After a couple of weeks of rock collection the helicopter lifts are now nearly upon us. So we’ve turned our attention to getting everything in place ready for the lifts.
First of all, we went to collect sixteen 25kg bags of grass seed that will be used to revegetate around the footpaths; this helps slow down any erosion and also helps the path to blend in with it’s surroundings a little more quickly. The seed, and a few bags of fertiliser, will be flown up to this years work sites, and also to a few other sites where we have worked in the past that still require a bit more greening up.
Our stockpile of grass seed in the seed store
When we’re working up on the fells, we can often be an hours walk from our vehicle, so it is really useful to have somewhere near to the work site to store any equipment, tools and grass seed that we may need. So at each work site we generally have a shed flown in. Our shed also provides us with somewhere that we can retreat to for our lunch when the weather is particularly bad, or on rare occasions it provides us with shelter from the midday sun in the summertime.

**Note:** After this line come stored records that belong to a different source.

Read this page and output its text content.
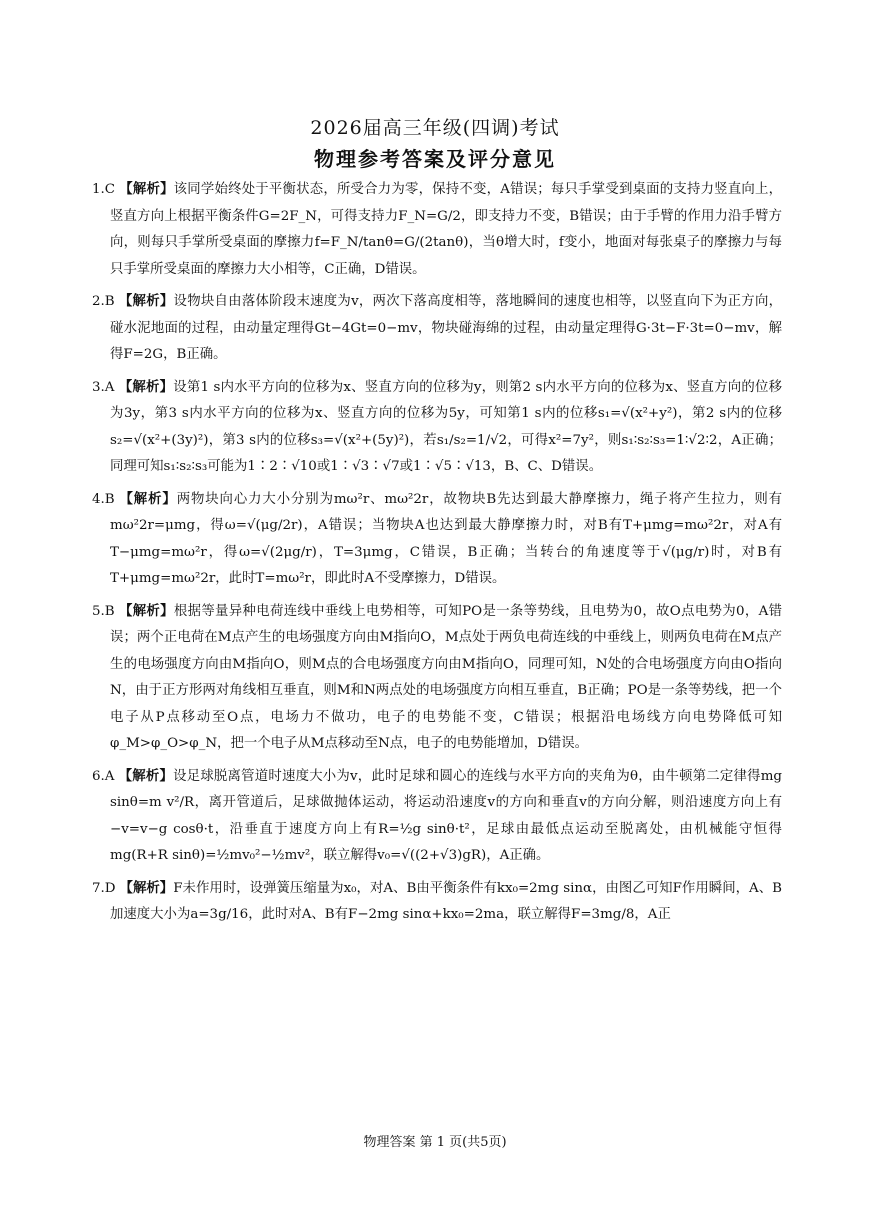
2026届高三年级(四调)考试
物理参考答案及评分意见
1.C 【解析】该同学始终处于平衡状态，所受合力为零，保持不变，A错误；每只手掌受到桌面的支持力竖直向上，竖直方向上根据平衡条件G=2F_N，可得支持力F_N=G/2，即支持力不变，B错误；由于手臂的作用力沿手臂方向，则每只手掌所受桌面的摩擦力f=F_N/tanθ=G/(2tanθ)，当θ增大时，f变小，地面对每张桌子的摩擦力与每只手掌所受桌面的摩擦力大小相等，C正确，D错误。
2.B 【解析】设物块自由落体阶段末速度为v，两次下落高度相等，落地瞬间的速度也相等，以竖直向下为正方向，碰水泥地面的过程，由动量定理得Gt−4Gt=0−mv，物块碰海绵的过程，由动量定理得G·3t−F·3t=0−mv，解得F=2G，B正确。
3.A 【解析】设第1 s内水平方向的位移为x、竖直方向的位移为y，则第2 s内水平方向的位移为x、竖直方向的位移为3y，第3 s内水平方向的位移为x、竖直方向的位移为5y，可知第1 s内的位移s₁=√(x²+y²)，第2 s内的位移s₂=√(x²+(3y)²)，第3 s内的位移s₃=√(x²+(5y)²)，若s₁/s₂=1/√2，可得x²=7y²，则s₁∶s₂∶s₃=1∶√2∶2，A正确；同理可知s₁∶s₂∶s₃可能为1∶2∶√10或1∶√3∶√7或1∶√5∶√13，B、C、D错误。
4.B 【解析】两物块向心力大小分别为mω²r、mω²2r，故物块B先达到最大静摩擦力，绳子将产生拉力，则有mω²2r=μmg，得ω=√(μg/2r)，A错误；当物块A也达到最大静摩擦力时，对B有T+μmg=mω²2r，对A有T−μmg=mω²r，得ω=√(2μg/r)，T=3μmg，C错误，B正确；当转台的角速度等于√(μg/r)时，对B有T+μmg=mω²2r，此时T=mω²r，即此时A不受摩擦力，D错误。
5.B 【解析】根据等量异种电荷连线中垂线上电势相等，可知PO是一条等势线，且电势为0，故O点电势为0，A错误；两个正电荷在M点产生的电场强度方向由M指向O，M点处于两负电荷连线的中垂线上，则两负电荷在M点产生的电场强度方向由M指向O，则M点的合电场强度方向由M指向O，同理可知，N处的合电场强度方向由O指向N，由于正方形两对角线相互垂直，则M和N两点处的电场强度方向相互垂直，B正确；PO是一条等势线，把一个电子从P点移动至O点，电场力不做功，电子的电势能不变，C错误；根据沿电场线方向电势降低可知φ_M>φ_O>φ_N，把一个电子从M点移动至N点，电子的电势能增加，D错误。
6.A 【解析】设足球脱离管道时速度大小为v，此时足球和圆心的连线与水平方向的夹角为θ，由牛顿第二定律得mg sinθ=m v²/R，离开管道后，足球做抛体运动，将运动沿速度v的方向和垂直v的方向分解，则沿速度方向上有−v=v−g cosθ·t，沿垂直于速度方向上有R=½g sinθ·t²，足球由最低点运动至脱离处，由机械能守恒得mg(R+R sinθ)=½mv₀²−½mv²，联立解得v₀=√((2+√3)gR)，A正确。
7.D 【解析】F未作用时，设弹簧压缩量为x₀，对A、B由平衡条件有kx₀=2mg sinα，由图乙可知F作用瞬间，A、B加速度大小为a=3g/16，此时对A、B有F−2mg sinα+kx₀=2ma，联立解得F=3mg/8，A正
物理答案 第 1 页(共5页)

Usually each shed lasts for many years, just requiring a little strengthening or minor repairs from time to time if it has suffered any damage during strong winds. When we’ve finished work at a site we dismantle the shed and flat pack it, secure it with tension straps and weigh it down with rocks (just in case of any gales) so that it’s all ready to be flown to the next site. Unfortunately, somebody had decided they wanted to take the tension straps we’d used to secure the shed next to the path above Stickle Tarn. So when we went to check that everything was ok with it, we discovered that the shed had been ripped to bits by the strong winter winds.

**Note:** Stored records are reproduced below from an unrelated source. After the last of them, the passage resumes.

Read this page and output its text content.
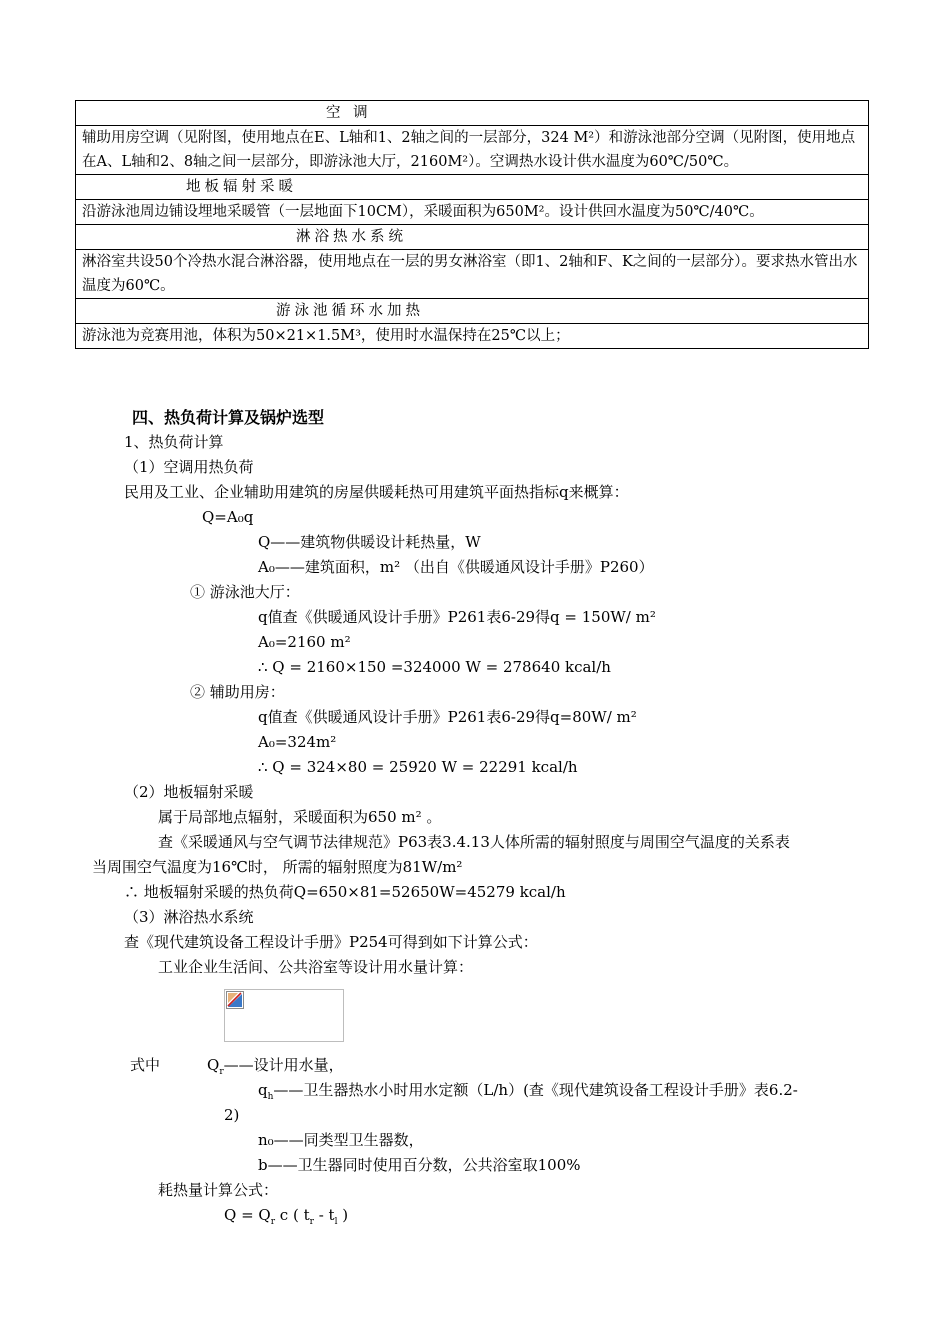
空 调
辅助用房空调（见附图，使用地点在E、L轴和1、2轴之间的一层部分，324 M²）和游泳池部分空调（见附图，使用地点在A、L轴和2、8轴之间一层部分，即游泳池大厅，2160M²）。空调热水设计供水温度为60℃/50℃。
地板辐射采暖
沿游泳池周边铺设埋地采暖管（一层地面下10CM），采暖面积为650M²。设计供回水温度为50℃/40℃。
淋浴热水系统
淋浴室共设50个冷热水混合淋浴器，使用地点在一层的男女淋浴室（即1、2轴和F、K之间的一层部分）。要求热水管出水温度为60℃。
游泳池循环水加热
游泳池为竞赛用池，体积为50×21×1.5M³，使用时水温保持在25℃以上；
四、热负荷计算及锅炉选型
1、热负荷计算
（1）空调用热负荷
民用及工业、企业辅助用建筑的房屋供暖耗热可用建筑平面热指标q来概算：
Q=A₀q
Q——建筑物供暖设计耗热量，W
A₀——建筑面积，m² （出自《供暖通风设计手册》P260）
① 游泳池大厅：
q值查《供暖通风设计手册》P261表6-29得q = 150W/ m²
A₀=2160 m²
∴ Q = 2160×150 =324000 W = 278640 kcal/h
② 辅助用房：
q值查《供暖通风设计手册》P261表6-29得q=80W/ m²
A₀=324m²
∴ Q = 324×80 = 25920 W = 22291 kcal/h
（2）地板辐射采暖
属于局部地点辐射，采暖面积为650 m² 。
查《采暖通风与空气调节法律规范》P63表3.4.13人体所需的辐射照度与周围空气温度的关系表
当周围空气温度为16℃时， 所需的辐射照度为81W/m²
∴ 地板辐射采暖的热负荷Q=650×81=52650W=45279 kcal/h
（3）淋浴热水系统
查《现代建筑设备工程设计手册》P254可得到如下计算公式：
工业企业生活间、公共浴室等设计用水量计算：
式中	$Q_r——$设计用水量，
$q_h——$卫生器热水小时用水定额（L/h）(查《现代建筑设备工程设计手册》表6.2-
2)
n₀——同类型卫生器数，
b——卫生器同时使用百分数，公共浴室取100%
耗热量计算公式：
$Q = Q_r$ c ( $t_r - t_l$ )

So last week we went to pick up a new shed. The shed is 7' x 7' and custom built so that it can be made with thicker wood than your standard garden shed which in theory should help it last that bit longer. But when we came to unpack the shed we quickly realised that whoever had ordered it had forgotten to ask for any windows in it, so our shed was more like a (very dark) box. Luckily we had some clear perspex so we cut it to size and set about putting a window in .
Glazing the shed
The next job was to strengthen it a little. We did this by securing each corner with three heavy duty bolts, and in addition the floor was attatched to the sides of the shed with coach screws. This tends to hold everything together much more strongly than if it is all just held in place with wood screws.
Drilling the bolt holes
Finally, work began on felting the roof. Although the rain always manages to find it’s way into the shed, and you can pretty much guarantee that at some point, late on in the year, at least one member of the team will be sat having their lunch whilst trying to avoid drips from the roof, you’ve at least got to make the effort. So a thick layer of waterproofing was painted on to the roof and the felt tacked on over it, so fingers crossed and we’ll see how it lasts.
Felting the roof
So now all that’s left is to put out a few signs on the paths where the stone is being moved. These help to inform everybody about the helicopter operations, so that people know what’s going on and that there’s likely to be delays and possibly diversions. Hopefully we’ll get some decent weather on the days of our lifts, though at the moment the forecast isn’t looking great.